もちろんブラフではだめで、実際に日米同盟を離脱する覚悟が必要です。

野党が主張する「日米地位協定の見直し」も同じことです。「同盟離脱」カードを持って交渉することです(立憲民主党の公約は「日米地位協定の改定を提起します」という後退した表現になっていました)。



ここで考えなければならないのは、日本は日米同盟なしでは生きていけないのかということです。
もちろんそんなことはありません。
日本は世界第5位の軍事力を有し、島国ですから、自衛隊の力だけで十分に国は守れます(自衛隊の意識改革と装備改革は必要です)。日本が中国軍やロシア軍に占領されるなどありえないことです。

ただ、ここでひとつの問題があります。
日本が日米同盟を離脱して、すべての国と等距離になると、どの国がいちばん脅威かというと、アメリカです。アメリカは世界最強の軍隊を持ち、世界のどの国にも侵攻する力があり、戦後になってからも数えきれないくらい他国に侵攻してきました。
もし日本がアメリカと戦争すれば、第二次大戦で回避した「本土決戦」をやることになります。
いや、その前にアメリカの核攻撃を受けるでしょう。
アメリカは日本に原爆を2発落としているので、3発目を落とすハードルはかなり低いはずです。

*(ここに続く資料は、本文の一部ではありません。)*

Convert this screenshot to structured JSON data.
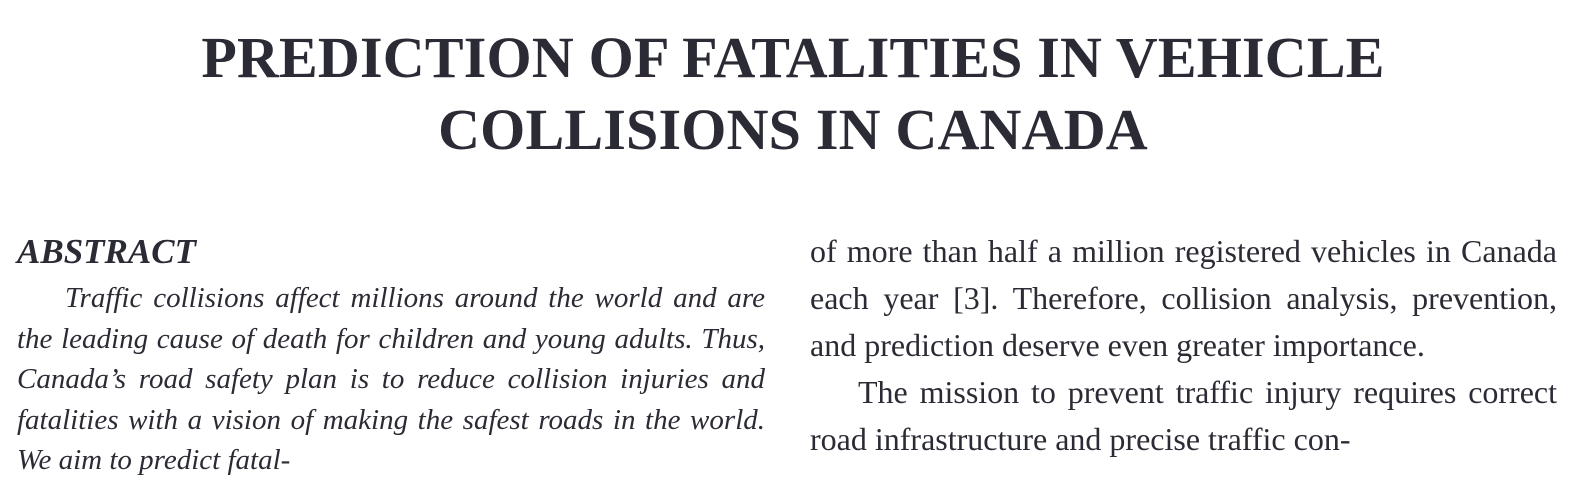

敗戦がトラウマになっている日本人は、アメリカをなにより恐れています。ですから、日本は「窮鳥懐に入れば猟師も殺さず」を期待してアメリカの懐に飛び込む作戦をとってきました。
それが長期化して、今ではアメリカの懐から出ることが考えられなくなったのです。

しかし、アメリカもそんなにひどいことはしません。これまでの戦争も、内戦に介入したとか、よほどひどい独裁体制の国に侵攻したとかです。
日本が平和、人権、民主主義をたいせつにする国として国際社会から評価されていれば、アメリカを恐れることはありません。

世界を見回しても、日本のようにアメリカに依存している国はありません。
一人一人の日本人が心理的アメリカ依存を脱することが、沖縄の基地問題解決の第一歩です。